We're flying back to South America today, this time to the Mendoza Appelation in Argentina. Mendoza is in the far western part of the country in the foothills of the Andes and is far closer to Santiago, Chile than any place that anyone but Argentines have ever heard of in Argentina.

For those who are into climate conditions, Mendoza, depending on how you look at it, is either blessed or cursed with some of the driest weather on the planet. That combined with the rocky soil influenced by the particularly rough mountain range to its west as well as the high winds most of the year produce highly stressed grapes. Today, we taste Torrontes from that area.
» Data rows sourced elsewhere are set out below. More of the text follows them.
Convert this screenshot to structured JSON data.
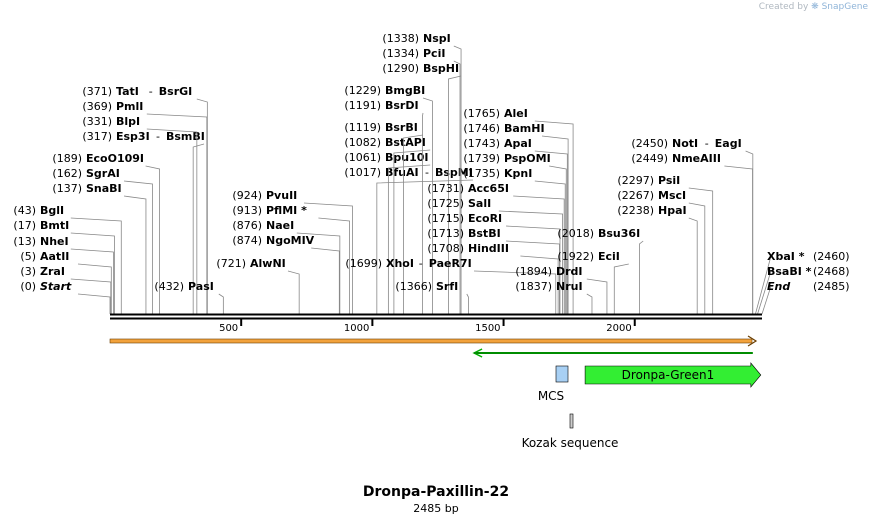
{
  "credit": {
    "prefix": "Created by",
    "brand": "SnapGene"
  },
  "title": "Dronpa-Paxillin-22",
  "subtitle": "2485 bp",
  "sequence_length": 2485,
  "ticks": [
    500,
    1000,
    1500,
    2000
  ],
  "sites": [
    {
      "pos": "(0)",
      "name": "Start",
      "bp": 0,
      "italic": true
    },
    {
      "pos": "(3)",
      "name": "ZraI",
      "bp": 3
    },
    {
      "pos": "(5)",
      "name": "AatII",
      "bp": 5
    },
    {
      "pos": "(13)",
      "name": "NheI",
      "bp": 13
    },
    {
      "pos": "(17)",
      "name": "BmtI",
      "bp": 17
    },
    {
      "pos": "(43)",
      "name": "BglI",
      "bp": 43
    },
    {
      "pos": "(137)",
      "name": "SnaBI",
      "bp": 137
    },
    {
      "pos": "(162)",
      "name": "SgrAI",
      "bp": 162
    },
    {
      "pos": "(189)",
      "name": "EcoO109I",
      "bp": 189
    },
    {
      "pos": "(317)",
      "name": "Esp3I",
      "name2": "BsmBI",
      "bp": 317
    },
    {
      "pos": "(331)",
      "name": "BlpI",
      "bp": 331
    },
    {
      "pos": "(369)",
      "name": "PmlI",
      "bp": 369
    },
    {
      "pos": "(371)",
      "name": "TatI",
      "name2": "BsrGI",
      "bp": 371
    },
    {
      "pos": "(432)",
      "name": "PasI",
      "bp": 432
    },
    {
      "pos": "(721)",
      "name": "AlwNI",
      "bp": 721
    },
    {
      "pos": "(874)",
      "name": "NgoMIV",
      "bp": 874
    },
    {
      "pos": "(876)",
      "name": "NaeI",
      "bp": 876
    },
    {
      "pos": "(913)",
      "name": "PflMI *",
      "bp": 913
    },
    {
      "pos": "(924)",
      "name": "PvuII",
      "bp": 924
    },
    {
      "pos": "(1017)",
      "name": "BfuAI",
      "name2": "BspMI",
      "bp": 1017
    },
    {
      "pos": "(1061)",
      "name": "Bpu10I",
      "bp": 1061
    },
    {
      "pos": "(1082)",
      "name": "BstAPI",
      "bp": 1082
    },
    {
      "pos": "(1119)",
      "name": "BsrBI",
      "bp": 1119
    },
    {
      "pos": "(1191)",
      "name": "BsrDI",
      "bp": 1191
    },
    {
      "pos": "(1229)",
      "name": "BmgBI",
      "bp": 1229
    },
    {
      "pos": "(1290)",
      "name": "BspHI",
      "bp": 1290
    },
    {
      "pos": "(1334)",
      "name": "PciI",
      "bp": 1334
    },
    {
      "pos": "(1338)",
      "name": "NspI",
      "bp": 1338
    },
    {
      "pos": "(1366)",
      "name": "SrfI",
      "bp": 1366
    },
    {
      "pos": "(1699)",
      "name": "XhoI",
      "name2": "PaeR7I",
      "bp": 1699
    },
    {
      "pos": "(1708)",
      "name": "HindIII",
      "bp": 1708
    },
    {
      "pos": "(1713)",
      "name": "BstBI",
      "bp": 1713
    },
    {
      "pos": "(1715)",
      "name": "EcoRI",
      "bp": 1715
    },
    {
      "pos": "(1725)",
      "name": "SalI",
      "bp": 1725
    },
    {
      "pos": "(1731)",
      "name": "Acc65I",
      "bp": 1731
    },
    {
      "pos": "(1735)",
      "name": "KpnI",
      "bp": 1735
    },
    {
      "pos": "(1739)",
      "name": "PspOMI",
      "bp": 1739
    },
    {
      "pos": "(1743)",
      "name": "ApaI",
      "bp": 1743
    },
    {
      "pos": "(1746)",
      "name": "BamHI",
      "bp": 1746
    },
    {
      "pos": "(1765)",
      "name": "AleI",
      "bp": 1765
    },
    {
      "pos": "(1837)",
      "name": "NruI",
      "bp": 1837
    },
    {
      "pos": "(1894)",
      "name": "DrdI",
      "bp": 1894
    },
    {
      "pos": "(1922)",
      "name": "EciI",
      "bp": 1922
    },
    {
      "pos": "(2018)",
      "name": "Bsu36I",
      "bp": 2018
    },
    {
      "pos": "(2238)",
      "name": "HpaI",
      "bp": 2238
    },
    {
      "pos": "(2267)",
      "name": "MscI",
      "bp": 2267
    },
    {
      "pos": "(2297)",
      "name": "PsiI",
      "bp": 2297
    },
    {
      "pos": "(2449)",
      "name": "NmeAIII",
      "bp": 2449
    },
    {
      "pos": "(2450)",
      "name": "NotI",
      "name2": "EagI",
      "bp": 2450
    },
    {
      "pos": "(2460)",
      "name": "XbaI *",
      "bp": 2460
    },
    {
      "pos": "(2468)",
      "name": "BsaBI *",
      "bp": 2468
    },
    {
      "pos": "(2485)",
      "name": "End",
      "bp": 2485,
      "italic": true
    }
  ],
  "features": [
    {
      "name": "Dronpa-Green1",
      "start_bp": 1765,
      "end_bp": 2450,
      "color": "#33ee33",
      "label_inside": true
    },
    {
      "name": "MCS",
      "start_bp": 1699,
      "end_bp": 1765,
      "color": "#a8d0f4"
    },
    {
      "name": "Kozak sequence",
      "start_bp": 1759,
      "end_bp": 1768,
      "color": "#cccccc"
    }
  ],
  "orf_color": "#f2a23c",
  "colors": {
    "backbone": "#000000",
    "orf_line": "#6b3e00",
    "green_arrow": "#00b000"
  }
}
We have in front of us six pours of Torrontes from six local estates. While all were produced from grapes grown particularly close to each other, we notice that each of the wines has a very different level of acidity from the others. This has been one of the banes of the grape -- the inability of winemakers to effectively control the acidity in the wines Torrontes produces.

At their best, when acidity is moderate, Torrontes produces a highly aromatic wine, in many ways reminiscent of Gewurtzraminer, full of stone fruit and spice with ginger notes. At its worst, Torrontes can be so astringent as to taste like bad mouthwash.
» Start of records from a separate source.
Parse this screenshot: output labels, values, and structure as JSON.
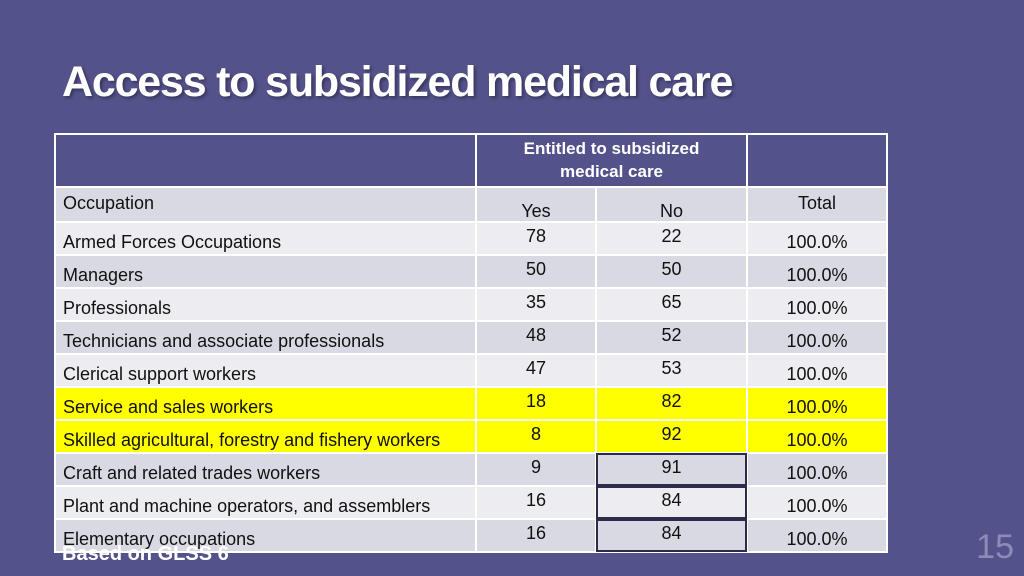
{
  "title": "Access to subsidized medical care",
  "table": {
    "group_header": "Entitled to subsidized medical care",
    "group_header_line1": "Entitled to subsidized",
    "group_header_line2": "medical care",
    "col_occupation": "Occupation",
    "col_yes": "Yes",
    "col_no": "No",
    "col_total": "Total",
    "rows": [
      {
        "occupation": "Armed Forces Occupations",
        "yes": "78",
        "no": "22",
        "total": "100.0%"
      },
      {
        "occupation": "Managers",
        "yes": "50",
        "no": "50",
        "total": "100.0%"
      },
      {
        "occupation": "Professionals",
        "yes": "35",
        "no": "65",
        "total": "100.0%"
      },
      {
        "occupation": "Technicians and associate professionals",
        "yes": "48",
        "no": "52",
        "total": "100.0%"
      },
      {
        "occupation": "Clerical support workers",
        "yes": "47",
        "no": "53",
        "total": "100.0%"
      },
      {
        "occupation": "Service and sales workers",
        "yes": "18",
        "no": "82",
        "total": "100.0%",
        "highlight": "#ffff00"
      },
      {
        "occupation": "Skilled agricultural, forestry and fishery workers",
        "yes": "8",
        "no": "92",
        "total": "100.0%",
        "highlight": "#ffff00"
      },
      {
        "occupation": "Craft and related trades workers",
        "yes": "9",
        "no": "91",
        "total": "100.0%"
      },
      {
        "occupation": "Plant and machine operators, and assemblers",
        "yes": "16",
        "no": "84",
        "total": "100.0%"
      },
      {
        "occupation": "Elementary occupations",
        "yes": "16",
        "no": "84",
        "total": "100.0%"
      }
    ]
  },
  "source_note": "Based on GLSS 6",
  "page_number": "15",
  "colors": {
    "background": "#54528a",
    "highlight": "#ffff00",
    "row_dark": "#d9d9e3",
    "row_light": "#ededf1"
  }
}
What is a wine drinker to do? Consider serving inexpensive Torrontes at a lower temperature than you might ordinarily drink a white wine. The decrease of 2 to 3 degrees C will, to some extent, tame the acidity. If you can do that, the crispness of Torrontes becomes quite refreshing at a very good price point.

While the acidity can harm the taste, it makes Torrontes a flexible wine to pair with food. In particular, it will do well with white meats, sweet and spicy vegetables, and the spices found in India and farther east.

Tomorrow, we'll stay in South America to avoid the daily jet lag. Until then, enjoy.